Risks, rewards of Shared Savings vs. Pioneer ACO

With the first round of accountable care organizations via the Center for Medicare & Medicaid Innovation underway, the next batch still is considering whether to sign up, some with hesitation because of  the risk models under the federal programs.

The earlier program, Pioneer ACOs, which launched in January, assume more risk but also can reap greater rewards than the Medicare Shared Savings Program (MSSP) ACOs, which started last month. Although the two programs both require at least 15,000 beneficiaries and will be measured on the same 33 quality metrics, the two ACO models differ in payment arrangements, beneficiary assignment and benchmarks, according to a white paper from actuarial and consulting firm Milliman.

First, regarding payment arrangements, Pioneer ACOs function like the MSSP ACOs for the first two years, but Pioneers later transition to a population-based payment approach.

Second, MSSP ACOs use prospective assignment of beneficiaries at the onset, whereas Pioneers use prospective assignment for members who had at least a year of fee-for-service coverage; Pioneers also have the option for retrospective assignment.

Third, both models use three-year historical claims data as its benchmark methodology.
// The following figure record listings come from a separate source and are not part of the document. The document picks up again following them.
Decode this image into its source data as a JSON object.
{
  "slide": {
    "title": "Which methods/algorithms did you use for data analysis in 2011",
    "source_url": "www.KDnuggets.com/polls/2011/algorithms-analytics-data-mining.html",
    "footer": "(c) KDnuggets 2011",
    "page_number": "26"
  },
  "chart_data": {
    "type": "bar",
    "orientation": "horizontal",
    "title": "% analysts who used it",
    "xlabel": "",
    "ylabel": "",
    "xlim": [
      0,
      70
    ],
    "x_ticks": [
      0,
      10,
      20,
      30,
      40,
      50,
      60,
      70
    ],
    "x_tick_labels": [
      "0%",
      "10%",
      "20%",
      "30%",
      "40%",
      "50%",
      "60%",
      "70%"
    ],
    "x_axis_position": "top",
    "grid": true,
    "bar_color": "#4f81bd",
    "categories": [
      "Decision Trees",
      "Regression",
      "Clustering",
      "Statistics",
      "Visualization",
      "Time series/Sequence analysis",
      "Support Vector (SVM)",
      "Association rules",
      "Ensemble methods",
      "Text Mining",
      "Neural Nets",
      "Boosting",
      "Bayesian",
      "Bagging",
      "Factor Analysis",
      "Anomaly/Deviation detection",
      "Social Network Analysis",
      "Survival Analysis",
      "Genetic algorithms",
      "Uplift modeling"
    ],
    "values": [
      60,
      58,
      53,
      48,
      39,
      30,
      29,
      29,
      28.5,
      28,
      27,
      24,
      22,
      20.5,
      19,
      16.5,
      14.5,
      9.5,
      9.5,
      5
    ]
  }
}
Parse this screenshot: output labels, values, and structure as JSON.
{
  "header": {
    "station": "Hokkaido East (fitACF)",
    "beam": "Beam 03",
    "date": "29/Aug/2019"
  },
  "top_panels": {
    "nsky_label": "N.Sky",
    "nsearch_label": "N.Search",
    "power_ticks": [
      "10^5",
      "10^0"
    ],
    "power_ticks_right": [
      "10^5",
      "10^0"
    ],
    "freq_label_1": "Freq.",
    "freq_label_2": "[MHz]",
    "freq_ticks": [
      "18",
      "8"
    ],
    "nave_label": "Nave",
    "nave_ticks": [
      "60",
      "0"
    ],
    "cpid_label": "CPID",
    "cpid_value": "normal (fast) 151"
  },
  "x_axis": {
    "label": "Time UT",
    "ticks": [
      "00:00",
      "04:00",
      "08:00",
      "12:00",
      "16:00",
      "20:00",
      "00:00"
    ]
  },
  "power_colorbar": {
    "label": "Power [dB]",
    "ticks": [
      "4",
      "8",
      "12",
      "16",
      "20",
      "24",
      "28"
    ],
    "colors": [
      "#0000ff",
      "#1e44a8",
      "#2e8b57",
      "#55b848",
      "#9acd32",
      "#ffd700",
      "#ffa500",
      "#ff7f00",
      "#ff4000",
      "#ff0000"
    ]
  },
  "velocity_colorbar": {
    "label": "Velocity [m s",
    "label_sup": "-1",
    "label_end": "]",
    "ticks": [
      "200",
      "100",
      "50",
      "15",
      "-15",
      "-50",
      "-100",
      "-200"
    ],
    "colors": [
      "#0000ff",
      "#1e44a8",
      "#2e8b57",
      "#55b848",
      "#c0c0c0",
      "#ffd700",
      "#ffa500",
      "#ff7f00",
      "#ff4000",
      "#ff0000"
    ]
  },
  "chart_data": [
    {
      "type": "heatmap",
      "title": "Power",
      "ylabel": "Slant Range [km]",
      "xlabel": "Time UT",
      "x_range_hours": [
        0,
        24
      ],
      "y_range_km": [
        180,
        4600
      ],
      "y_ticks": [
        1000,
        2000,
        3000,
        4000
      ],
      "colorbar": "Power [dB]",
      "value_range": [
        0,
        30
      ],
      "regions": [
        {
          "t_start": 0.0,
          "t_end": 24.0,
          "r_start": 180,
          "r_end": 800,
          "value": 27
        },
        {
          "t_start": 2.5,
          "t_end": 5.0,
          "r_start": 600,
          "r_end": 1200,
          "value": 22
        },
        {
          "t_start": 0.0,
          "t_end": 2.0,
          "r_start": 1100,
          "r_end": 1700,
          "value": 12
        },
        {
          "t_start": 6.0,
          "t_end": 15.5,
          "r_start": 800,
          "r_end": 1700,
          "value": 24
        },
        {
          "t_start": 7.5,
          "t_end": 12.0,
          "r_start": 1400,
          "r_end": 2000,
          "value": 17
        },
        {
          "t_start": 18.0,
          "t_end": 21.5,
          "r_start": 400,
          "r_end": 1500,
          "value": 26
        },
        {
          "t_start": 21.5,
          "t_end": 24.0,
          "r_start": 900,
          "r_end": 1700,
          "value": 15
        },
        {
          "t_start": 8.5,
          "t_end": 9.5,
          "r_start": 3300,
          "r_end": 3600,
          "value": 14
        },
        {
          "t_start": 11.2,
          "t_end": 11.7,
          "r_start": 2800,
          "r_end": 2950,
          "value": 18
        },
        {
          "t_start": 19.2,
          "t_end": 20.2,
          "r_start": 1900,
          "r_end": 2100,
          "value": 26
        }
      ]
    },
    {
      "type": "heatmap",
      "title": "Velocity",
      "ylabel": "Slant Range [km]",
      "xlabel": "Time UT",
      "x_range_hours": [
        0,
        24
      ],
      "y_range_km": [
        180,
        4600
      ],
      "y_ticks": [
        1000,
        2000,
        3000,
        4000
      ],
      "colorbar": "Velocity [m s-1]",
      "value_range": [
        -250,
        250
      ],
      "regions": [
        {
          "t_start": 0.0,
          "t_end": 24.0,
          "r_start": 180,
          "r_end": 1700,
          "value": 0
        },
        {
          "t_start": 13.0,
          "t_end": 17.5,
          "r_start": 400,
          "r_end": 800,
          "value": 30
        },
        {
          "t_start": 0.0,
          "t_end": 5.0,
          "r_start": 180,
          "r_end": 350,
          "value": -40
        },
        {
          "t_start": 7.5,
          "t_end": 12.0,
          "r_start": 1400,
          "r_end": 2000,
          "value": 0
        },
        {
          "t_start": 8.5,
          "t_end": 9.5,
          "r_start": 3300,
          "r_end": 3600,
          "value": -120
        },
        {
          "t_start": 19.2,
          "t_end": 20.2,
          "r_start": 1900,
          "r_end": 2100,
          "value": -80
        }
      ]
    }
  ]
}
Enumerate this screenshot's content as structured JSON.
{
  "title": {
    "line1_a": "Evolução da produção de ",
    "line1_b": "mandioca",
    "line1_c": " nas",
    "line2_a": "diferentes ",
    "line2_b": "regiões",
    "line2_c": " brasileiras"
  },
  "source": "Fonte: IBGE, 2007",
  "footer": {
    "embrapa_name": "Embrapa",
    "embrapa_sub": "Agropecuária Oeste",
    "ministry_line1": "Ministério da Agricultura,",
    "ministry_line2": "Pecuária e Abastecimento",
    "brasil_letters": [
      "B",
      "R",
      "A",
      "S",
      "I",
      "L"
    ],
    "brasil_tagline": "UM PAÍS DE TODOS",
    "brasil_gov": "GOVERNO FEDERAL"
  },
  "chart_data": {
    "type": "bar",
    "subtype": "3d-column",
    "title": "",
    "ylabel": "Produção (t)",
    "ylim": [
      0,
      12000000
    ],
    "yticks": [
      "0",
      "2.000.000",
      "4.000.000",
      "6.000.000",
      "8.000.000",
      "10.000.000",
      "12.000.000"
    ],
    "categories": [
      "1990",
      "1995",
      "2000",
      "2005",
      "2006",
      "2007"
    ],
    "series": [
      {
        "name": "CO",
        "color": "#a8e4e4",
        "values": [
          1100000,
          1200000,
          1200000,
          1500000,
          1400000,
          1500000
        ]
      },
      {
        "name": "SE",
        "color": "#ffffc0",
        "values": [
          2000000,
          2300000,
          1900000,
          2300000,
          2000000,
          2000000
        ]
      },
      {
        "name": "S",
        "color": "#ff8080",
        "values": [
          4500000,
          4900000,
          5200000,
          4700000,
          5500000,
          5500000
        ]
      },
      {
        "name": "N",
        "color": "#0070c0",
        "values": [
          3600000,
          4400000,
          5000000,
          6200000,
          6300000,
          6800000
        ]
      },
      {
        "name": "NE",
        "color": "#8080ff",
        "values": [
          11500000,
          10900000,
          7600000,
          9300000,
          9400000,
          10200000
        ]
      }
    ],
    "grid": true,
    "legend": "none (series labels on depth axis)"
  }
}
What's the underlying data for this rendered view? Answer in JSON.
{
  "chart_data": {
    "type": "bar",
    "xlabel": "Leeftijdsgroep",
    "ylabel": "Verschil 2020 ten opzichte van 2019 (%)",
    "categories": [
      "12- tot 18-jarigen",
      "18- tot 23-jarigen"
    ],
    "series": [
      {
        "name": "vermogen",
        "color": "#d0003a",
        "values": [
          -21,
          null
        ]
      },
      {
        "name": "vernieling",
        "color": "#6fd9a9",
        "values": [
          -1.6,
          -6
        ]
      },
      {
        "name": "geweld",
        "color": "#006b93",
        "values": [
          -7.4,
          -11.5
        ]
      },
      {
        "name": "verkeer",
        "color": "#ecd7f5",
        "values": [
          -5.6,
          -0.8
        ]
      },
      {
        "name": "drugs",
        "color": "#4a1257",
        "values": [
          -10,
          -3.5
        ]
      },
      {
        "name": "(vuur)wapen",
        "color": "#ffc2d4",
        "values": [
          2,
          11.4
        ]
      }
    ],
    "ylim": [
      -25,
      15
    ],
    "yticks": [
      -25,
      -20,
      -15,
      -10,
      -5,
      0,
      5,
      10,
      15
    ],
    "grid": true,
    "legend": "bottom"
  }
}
However, MSSP ACO benchmarks use expenditures for beneficiaries historically aligned with an ACO, whereas Pioneer ACOs include prospective alignment of beneficiaries.

Even with very detailed explanations in hundreds of pages of CMS final rules for ACOs, some providers may see the risks outweighing the benefits. Only 3 percent of surveyed physicians said they are participating in ACOs, although 5 percent reported they plan to become involved in the coming year, according to a Medscape survey this month. Fifty-two percent of physicians believe it will reduce income, they said.